# Ingredients



## VenVes

Hi,

I would like to know if anyone could help give me a correct translation for this Korean ingredient for an instant noodle I bought from a store yesterday? (Plus, will there be any pork sources inside the ingredients? I'm a Vegan )

*Here* is a snapshot I took of the ingredients, with my smartphone.

Thank you.


----------



## Hit Girl

Hello,

The seasoning mix contains cheese and milk powder.
It's also noted 'manufactured in a facility that processes pork, egg, shrimp, crab, mackerel, etc.
This thing sounds like bad news for vegans


----------



## Rance

If you are a Vegan, that thing is no good for you.
Among the ingredients, there are couple I find not suitable for a vegan.
I personally don't know what all these ingredients are, so I will point out things you want to avoid.
Noodle seems to be free from non-vegan stuff and the soup ingredients are the problem.

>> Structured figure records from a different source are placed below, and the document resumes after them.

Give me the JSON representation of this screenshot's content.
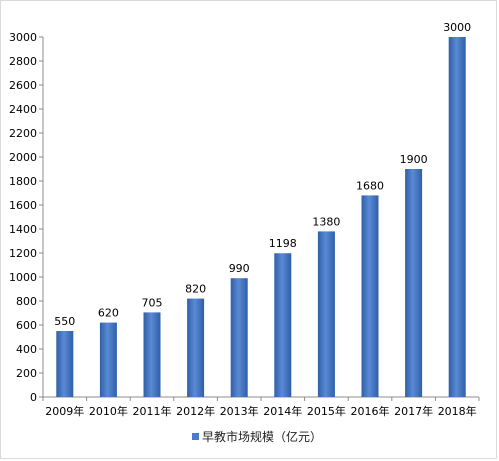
{
  "chart_data": {
    "type": "bar",
    "categories": [
      "2009年",
      "2010年",
      "2011年",
      "2012年",
      "2013年",
      "2014年",
      "2015年",
      "2016年",
      "2017年",
      "2018年"
    ],
    "series": [
      {
        "name": "早教市场规模（亿元）",
        "values": [
          550,
          620,
          705,
          820,
          990,
          1198,
          1380,
          1680,
          1900,
          3000
        ],
        "data_labels": [
          "550",
          "620",
          "705",
          "820",
          "990",
          "1198",
          "1380",
          "1680",
          "1900",
          "3000"
        ]
      }
    ],
    "ylim": [
      0,
      3000
    ],
    "yticks": [
      0,
      200,
      400,
      600,
      800,
      1000,
      1200,
      1400,
      1600,
      1800,
      2000,
      2200,
      2400,
      2600,
      2800,
      3000
    ],
    "ytick_labels": [
      "0",
      "200",
      "400",
      "600",
      "800",
      "1000",
      "1200",
      "1400",
      "1600",
      "1800",
      "2000",
      "2200",
      "2400",
      "2600",
      "2800",
      "3000"
    ],
    "title": "",
    "xlabel": "",
    "ylabel": "",
    "grid": false,
    "legend_position": "bottom",
    "colors": {
      "bar": "#4a7cc9",
      "bar_light": "#5b8ad4",
      "bar_dark": "#2f5fa8",
      "axis": "#8c8c8c",
      "text": "#000000"
    }
  }
}
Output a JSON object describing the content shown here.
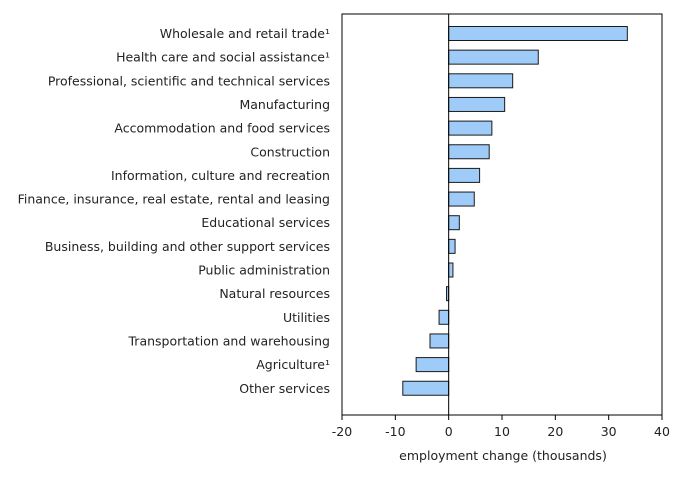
{
  "chart_data": {
    "type": "bar",
    "orientation": "horizontal",
    "categories": [
      "Wholesale and retail trade¹",
      "Health care and social assistance¹",
      "Professional, scientific and technical services",
      "Manufacturing",
      "Accommodation and food services",
      "Construction",
      "Information, culture and recreation",
      "Finance, insurance, real estate, rental and leasing",
      "Educational services",
      "Business, building and other support services",
      "Public administration",
      "Natural resources",
      "Utilities",
      "Transportation and warehousing",
      "Agriculture¹",
      "Other services"
    ],
    "values": [
      33.5,
      16.8,
      12.0,
      10.5,
      8.1,
      7.6,
      5.8,
      4.8,
      2.0,
      1.2,
      0.8,
      -0.4,
      -1.8,
      -3.5,
      -6.1,
      -8.6
    ],
    "title": "",
    "xlabel": "employment change (thousands)",
    "ylabel": "",
    "xlim": [
      -20,
      40
    ],
    "xticks": [
      -20,
      -10,
      0,
      10,
      20,
      30,
      40
    ],
    "xtick_labels": [
      "-20",
      "-10",
      "0",
      "10",
      "20",
      "30",
      "40"
    ],
    "grid": false,
    "legend": "none",
    "bar_color": "#9ecbf7",
    "bar_stroke": "#1a1a1a"
  }
}
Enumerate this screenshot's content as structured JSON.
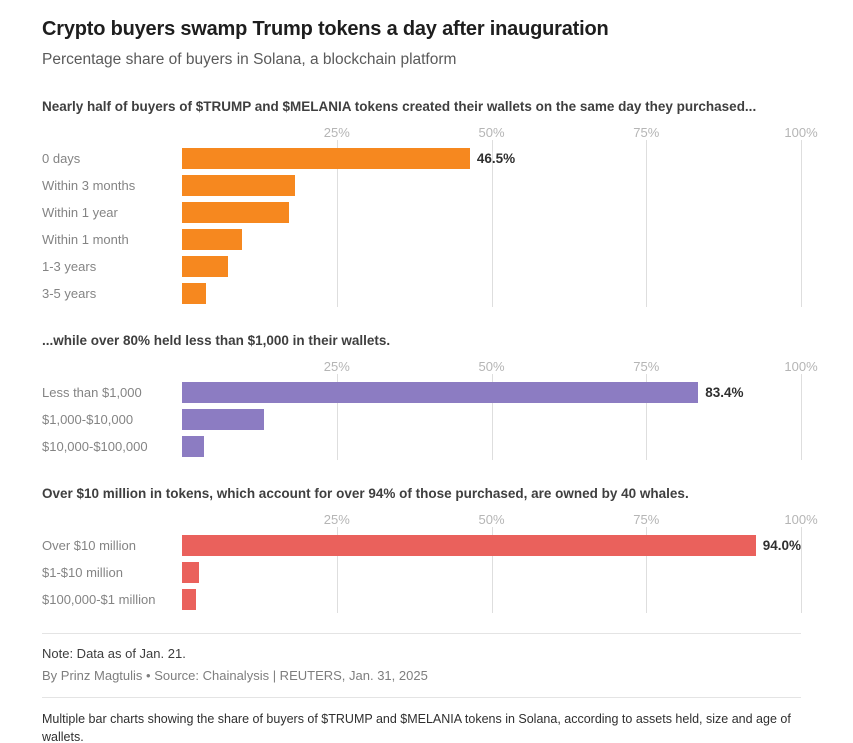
{
  "page": {
    "title": "Crypto buyers swamp Trump tokens a day after inauguration",
    "subtitle": "Percentage share of buyers in Solana, a blockchain platform",
    "note": "Note: Data as of Jan. 21.",
    "byline": "By Prinz Magtulis • Source: Chainalysis | REUTERS, Jan. 31, 2025",
    "alt_text": "Multiple bar charts showing the share of buyers of $TRUMP and $MELANIA tokens in Solana, according to assets held, size and age of wallets."
  },
  "chart_data": [
    {
      "type": "bar",
      "orientation": "horizontal",
      "title": "Nearly half of buyers of $TRUMP and $MELANIA tokens created their wallets on the same day they purchased...",
      "categories": [
        "0 days",
        "Within 3 months",
        "Within 1 year",
        "Within 1 month",
        "1-3 years",
        "3-5 years"
      ],
      "values": [
        46.5,
        18.2,
        17.3,
        9.7,
        7.5,
        3.8
      ],
      "value_labels": [
        "46.5%",
        "",
        "",
        "",
        "",
        ""
      ],
      "bar_color": "#f6881f",
      "xlim": [
        0,
        100
      ],
      "ticks": [
        "25%",
        "50%",
        "75%",
        "100%"
      ],
      "tick_values": [
        25,
        50,
        75,
        100
      ],
      "grid": true,
      "xlabel": "",
      "ylabel": ""
    },
    {
      "type": "bar",
      "orientation": "horizontal",
      "title": "...while over 80% held less than $1,000 in their wallets.",
      "categories": [
        "Less than $1,000",
        "$1,000-$10,000",
        "$10,000-$100,000"
      ],
      "values": [
        83.4,
        13.2,
        3.5
      ],
      "value_labels": [
        "83.4%",
        "",
        ""
      ],
      "bar_color": "#8c7cc2",
      "xlim": [
        0,
        100
      ],
      "ticks": [
        "25%",
        "50%",
        "75%",
        "100%"
      ],
      "tick_values": [
        25,
        50,
        75,
        100
      ],
      "grid": true,
      "xlabel": "",
      "ylabel": ""
    },
    {
      "type": "bar",
      "orientation": "horizontal",
      "title": "Over $10 million in tokens, which account for over 94% of those purchased, are owned by 40 whales.",
      "categories": [
        "Over $10 million",
        "$1-$10 million",
        "$100,000-$1 million"
      ],
      "values": [
        94.0,
        2.7,
        2.2
      ],
      "value_labels": [
        "94.0%",
        "",
        ""
      ],
      "bar_color": "#ea615c",
      "xlim": [
        0,
        100
      ],
      "ticks": [
        "25%",
        "50%",
        "75%",
        "100%"
      ],
      "tick_values": [
        25,
        50,
        75,
        100
      ],
      "grid": true,
      "xlabel": "",
      "ylabel": ""
    }
  ]
}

Terms to avoid as a vegan:

*치즈(cheese)
치즈*분말 = cheese powder
*치즈*혼합분말 = cheese powder with something else
*치즈*5.6% = contains cheese 5.6%

*유(milk)*
분말*유*크림 = heavy cream powder (?)
*유*크림혼합분말 = Heavy cream powder + extra
*유*청분말 = milk serum powder

*버터(butter)
버터*체다 = butter +cheddar cheese?

Also the last statement is more for people with allergic reactions to certain ingredients than the vegans, but I will translate for you.
"이 제품은 돼지고기, 계란, 토마토, 메밀, 새우, 게, 고등어 성분등을 사용한 제품과 같은 제조시설에서 제조하고 있습니다".
"This product is processed in same facility which also process pork, eggs, tomato, buckwheat, shrimp, crabs, mackerel, etc for other product".


----------